Although these patients had cataract rather than glaucoma, it is reasonable to assume that many of the same attitudes towards the treatment and prevention of blindness would be the same. If anything, patients offered glaucoma surgery would be even less likely to accept since their level of visual handicap would not be as significant and the results of treatment less certain.
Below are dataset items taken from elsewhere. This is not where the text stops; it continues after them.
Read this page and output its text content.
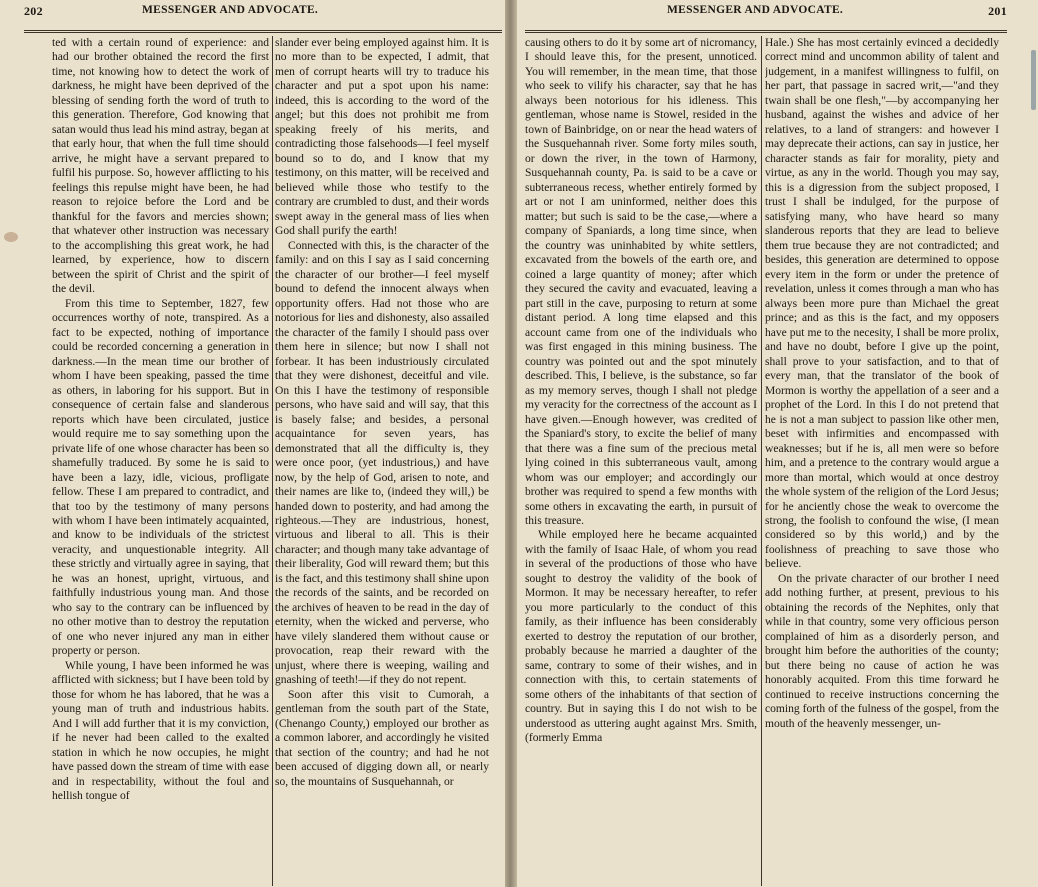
202	MESSENGER AND ADVOCATE.

ted with a certain round of experience: and had our brother obtained the record the first time, not knowing how to detect the work of darkness, he might have been deprived of the blessing of sending forth the word of truth to this generation. Therefore, God knowing that satan would thus lead his mind astray, began at that early hour, that when the full time should arrive, he might have a servant prepared to fulfil his purpose. So, however afflicting to his feelings this repulse might have been, he had reason to rejoice before the Lord and be thankful for the favors and mercies shown; that whatever other instruction was necessary to the accomplishing this great work, he had learned, by experience, how to discern between the spirit of Christ and the spirit of the devil.

From this time to September, 1827, few occurrences worthy of note, transpired. As a fact to be expected, nothing of importance could be recorded concerning a generation in darkness.—In the mean time our brother of whom I have been speaking, passed the time as others, in laboring for his support. But in consequence of certain false and slanderous reports which have been circulated, justice would require me to say something upon the private life of one whose character has been so shamefully traduced. By some he is said to have been a lazy, idle, vicious, profligate fellow. These I am prepared to contradict, and that too by the testimony of many persons with whom I have been intimately acquainted, and know to be individuals of the strictest veracity, and unquestionable integrity. All these strictly and virtually agree in saying, that he was an honest, upright, virtuous, and faithfully industrious young man. And those who say to the contrary can be influenced by no other motive than to destroy the reputation of one who never injured any man in either property or person.

While young, I have been informed he was afflicted with sickness; but I have been told by those for whom he has labored, that he was a young man of truth and industrious habits. And I will add further that it is my conviction, if he never had been called to the exalted station in which he now occupies, he might have passed down the stream of time with ease and in respectability, without the foul and hellish tongue of

slander ever being employed against him. It is no more than to be expected, I admit, that men of corrupt hearts will try to traduce his character and put a spot upon his name: indeed, this is according to the word of the angel; but this does not prohibit me from speaking freely of his merits, and contradicting those falsehoods—I feel myself bound so to do, and I know that my testimony, on this matter, will be received and believed while those who testify to the contrary are crumbled to dust, and their words swept away in the general mass of lies when God shall purify the earth!

Connected with this, is the character of the family: and on this I say as I said concerning the character of our brother—I feel myself bound to defend the innocent always when opportunity offers. Had not those who are notorious for lies and dishonesty, also assailed the character of the family I should pass over them here in silence; but now I shall not forbear. It has been industriously circulated that they were dishonest, deceitful and vile. On this I have the testimony of responsible persons, who have said and will say, that this is basely false; and besides, a personal acquaintance for seven years, has demonstrated that all the difficulty is, they were once poor, (yet industrious,) and have now, by the help of God, arisen to note, and their names are like to, (indeed they will,) be handed down to posterity, and had among the righteous.—They are industrious, honest, virtuous and liberal to all. This is their character; and though many take advantage of their liberality, God will reward them; but this is the fact, and this testimony shall shine upon the records of the saints, and be recorded on the archives of heaven to be read in the day of eternity, when the wicked and perverse, who have vilely slandered them without cause or provocation, reap their reward with the unjust, where there is weeping, wailing and gnashing of teeth!—if they do not repent.

Soon after this visit to Cumorah, a gentleman from the south part of the State, (Chenango County,) employed our brother as a common laborer, and accordingly he visited that section of the country; and had he not been accused of digging down all, or nearly so, the mountains of Susquehannah, or

MESSENGER AND ADVOCATE.	201

causing others to do it by some art of nicromancy, I should leave this, for the present, unnoticed. You will remember, in the mean time, that those who seek to vilify his character, say that he has always been notorious for his idleness. This gentleman, whose name is Stowel, resided in the town of Bainbridge, on or near the head waters of the Susquehannah river. Some forty miles south, or down the river, in the town of Harmony, Susquehannah county, Pa. is said to be a cave or subterraneous recess, whether entirely formed by art or not I am uninformed, neither does this matter; but such is said to be the case,—where a company of Spaniards, a long time since, when the country was uninhabited by white settlers, excavated from the bowels of the earth ore, and coined a large quantity of money; after which they secured the cavity and evacuated, leaving a part still in the cave, purposing to return at some distant period. A long time elapsed and this account came from one of the individuals who was first engaged in this mining business. The country was pointed out and the spot minutely described. This, I believe, is the substance, so far as my memory serves, though I shall not pledge my veracity for the correctness of the account as I have given.—Enough however, was credited of the Spaniard's story, to excite the belief of many that there was a fine sum of the precious metal lying coined in this subterraneous vault, among whom was our employer; and accordingly our brother was required to spend a few months with some others in excavating the earth, in pursuit of this treasure.

While employed here he became acquainted with the family of Isaac Hale, of whom you read in several of the productions of those who have sought to destroy the validity of the book of Mormon. It may be necessary hereafter, to refer you more particularly to the conduct of this family, as their influence has been considerably exerted to destroy the reputation of our brother, probably because he married a daughter of the same, contrary to some of their wishes, and in connection with this, to certain statements of some others of the inhabitants of that section of country. But in saying this I do not wish to be understood as uttering aught against Mrs. Smith, (formerly Emma

Hale.) She has most certainly evinced a decidedly correct mind and uncommon ability of talent and judgement, in a manifest willingness to fulfil, on her part, that passage in sacred writ,—"and they twain shall be one flesh,"—by accompanying her husband, against the wishes and advice of her relatives, to a land of strangers: and however I may deprecate their actions, can say in justice, her character stands as fair for morality, piety and virtue, as any in the world. Though you may say, this is a digression from the subject proposed, I trust I shall be indulged, for the purpose of satisfying many, who have heard so many slanderous reports that they are lead to believe them true because they are not contradicted; and besides, this generation are determined to oppose every item in the form or under the pretence of revelation, unless it comes through a man who has always been more pure than Michael the great prince; and as this is the fact, and my opposers have put me to the necesity, I shall be more prolix, and have no doubt, before I give up the point, shall prove to your satisfaction, and to that of every man, that the translator of the book of Mormon is worthy the appellation of a seer and a prophet of the Lord. In this I do not pretend that he is not a man subject to passion like other men, beset with infirmities and encompassed with weaknesses; but if he is, all men were so before him, and a pretence to the contrary would argue a more than mortal, which would at once destroy the whole system of the religion of the Lord Jesus; for he anciently chose the weak to overcome the strong, the foolish to confound the wise, (I mean considered so by this world,) and by the foolishness of preaching to save those who believe.

On the private character of our brother I need add nothing further, at present, previous to his obtaining the records of the Nephites, only that while in that country, some very officious person complained of him as a disorderly person, and brought him before the authorities of the county; but there being no cause of action he was honorably acquited. From this time forward he continued to receive instructions concerning the coming forth of the fulness of the gospel, from the mouth of the heavenly messenger, un-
Among the few people to look at this important issue are Kirwan and co-workers (JF Kirwan, personal communication). They identified 90 new cases of primary open-angle or exfoliation glaucoma presenting to a hospital in Pietermaritzburg, South Africa. They described the features of these 90 new cases and compared them with 40 cases identified in a population-based glaucoma survey performed in black South Africans in a neighbouring province.14 More than 80% had at least a moderate degree of visual loss in one eye and half were blind in one eye. Patients attending the clinic were significantly younger and had higher IOP than patients identified in a glaucoma survey in a similar population.14

Out of the 90 new cases, 77 with acuity better than perception of hand movement in the affected eye were offered trabeculectomy. Of these only 33 (43%) accepted the offer. Those that accepted were no different in terms of age or severity of visual loss. They had higher IOP, which it was suggested may reflect greater encouragement by the examining clinician to undergo surgery.

Conclusions

  • Glaucoma is a major cause of blindness and is likely to become an even more prominent cause of blindness as other treatable causes are dealt with.

  • Glaucoma does not meet the criteria for general population screening mainly because of the lack of a simple and precise screening tool. Nevertheless, every opportunity should be taken to detect cases by considering the diagnosis and performing an appropriate examination. Disc assessment by ophthalmoscopy and, to a lesser extent, tonometry require little specialist skill or sophisticated equipment. They have a reasonably high degree of specificity in detecting advanced glaucoma. These patients are the most likely to go blind and are more likely to present and comply with treatment.

  • It must be assumed that the patient may only present once. Despite the added risks, appropriate treatment is generally trabeculectomy supplemented, where appropriate, in patients at high risk of failure with an antimetabolite. The long-term outcome and complication rates in the developing world have not yet been fully assessed.

  • It is likely that compliance with surgery will be higher if there is good experience of successful surgical outcome for cataract in the area. This is often not the case with significant numbers of patients remaining blind after surgery. The importance of quality in all types of ophthalmic surgery cannot be stressed enough. This issue is now receiving far more attention where, before, volume of surgery has been stressed and, hopefully, the widespread introduction of ECCE and IOL implantation will lead to higher levels of patient satisfaction and trust in their surgeon.